Based on acupuncturists’ accounts, Hu was fully aware of the fraud carried out through the interpreter logs, telling one employee to “just do whatever the interpreters want.”
The charging document states Hu would have her employees change appointment times in the schedule to match up with interpreter logs or sign off on interpreter logs for appointments that did not happen. In some instances, Hu or the interpreters would ask acupuncturists to sign blank logs.

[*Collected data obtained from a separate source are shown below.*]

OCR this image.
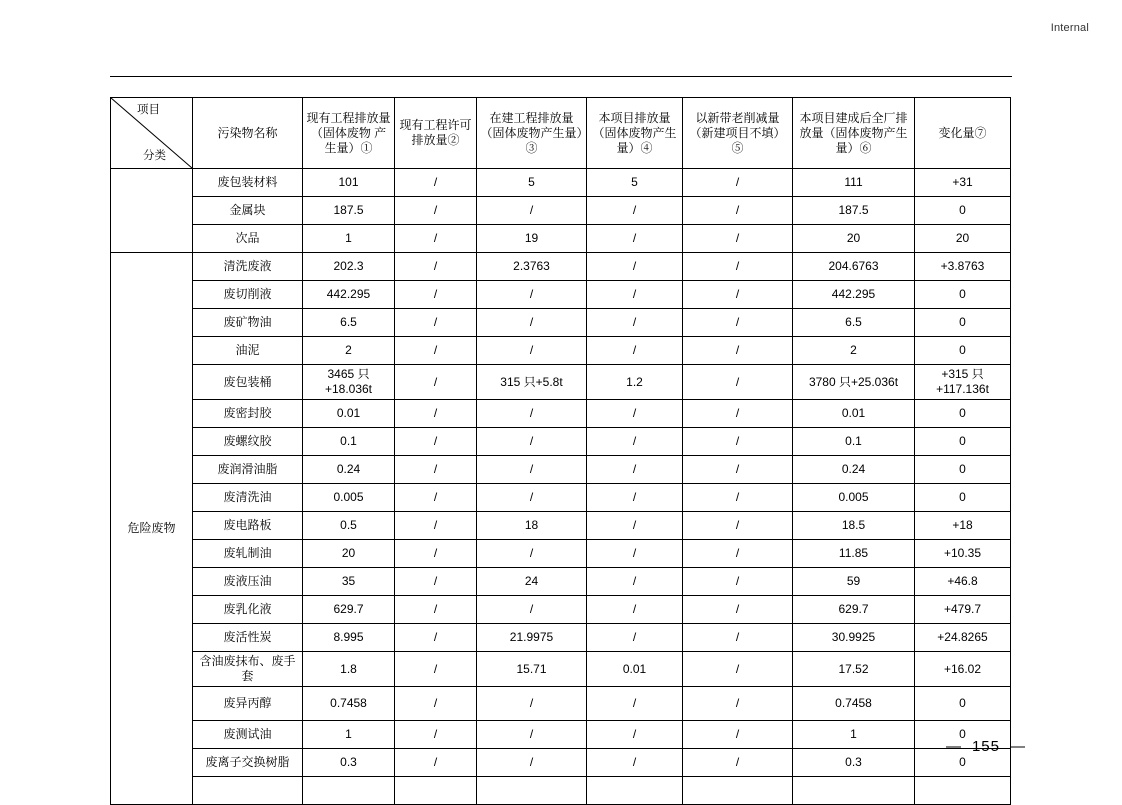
Internal
项目
分类	污染物名称	现有工程排放量（固体废物 产生量）①	现有工程许可排放量②	在建工程排放量（固体废物产生量）③	本项目排放量（固体废物产生量）④	以新带老削减量（新建项目不填）⑤	本项目建成后全厂排放量（固体废物产生量）⑥	变化量⑦
	废包装材料	101	/	5	5	/	111	+31
	金属块	187.5	/	/	/	/	187.5	0
	次品	1	/	19	/	/	20	20
危险废物	清洗废液	202.3	/	2.3763	/	/	204.6763	+3.8763
	废切削液	442.295	/	/	/	/	442.295	0
	废矿物油	6.5	/	/	/	/	6.5	0
	油泥	2	/	/	/	/	2	0
	废包装桶	3465 只
+18.036t	/	315 只+5.8t	1.2	/	3780 只+25.036t	+315 只
+117.136t
	废密封胶	0.01	/	/	/	/	0.01	0
	废螺纹胶	0.1	/	/	/	/	0.1	0
	废润滑油脂	0.24	/	/	/	/	0.24	0
	废清洗油	0.005	/	/	/	/	0.005	0
	废电路板	0.5	/	18	/	/	18.5	+18
	废轧制油	20	/	/	/	/	11.85	+10.35
	废液压油	35	/	24	/	/	59	+46.8
	废乳化液	629.7	/	/	/	/	629.7	+479.7
	废活性炭	8.995	/	21.9975	/	/	30.9925	+24.8265
	含油废抹布、废手套	1.8	/	15.71	0.01	/	17.52	+16.02
	废异丙醇	0.7458	/	/	/	/	0.7458	0
	废测试油	1	/	/	/	/	1	0
	废离子交换树脂	0.3	/	/	/	/	0.3	0

— 155 —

When one employee asked why she needed to sign the document, Hu said, “You don’t need to know.”
Hu would also sign the blank or falsified logs herself, according to the complaint.
At some point during an interview with MCFU investigators, Hu blamed the non-English-speaking clients for her business’s troubles, stating it had “a good reputation” before seeing them.
Frozen accounts
Investigators found that during the charging period, more than $2 million were transferred from Chinese Acupuncture and Herb Center to Hu’s personal bank accounts, including the proceeds of her company’s “fraudulent enterprise” — a total of $1,750,798.31. Out of those stolen funds, $62,337 came from fraudulent interpreter logs; the rest came from overbilling for acupuncture services.
On Thursday, a judge granted Assistant Attorney General Nicholas Wanka’s request to freeze Hu’s personal checking and savings accounts, as well as four bank accounts associated with Chinese Acupuncture and Herb Center, citing the “large amount of loss” and to prevent Hu from spending the stolen money while the case is pending.
Hu was charged via summons, and Hennepin County jail records indicate she has not been taken into custody. Her first court date has not been set.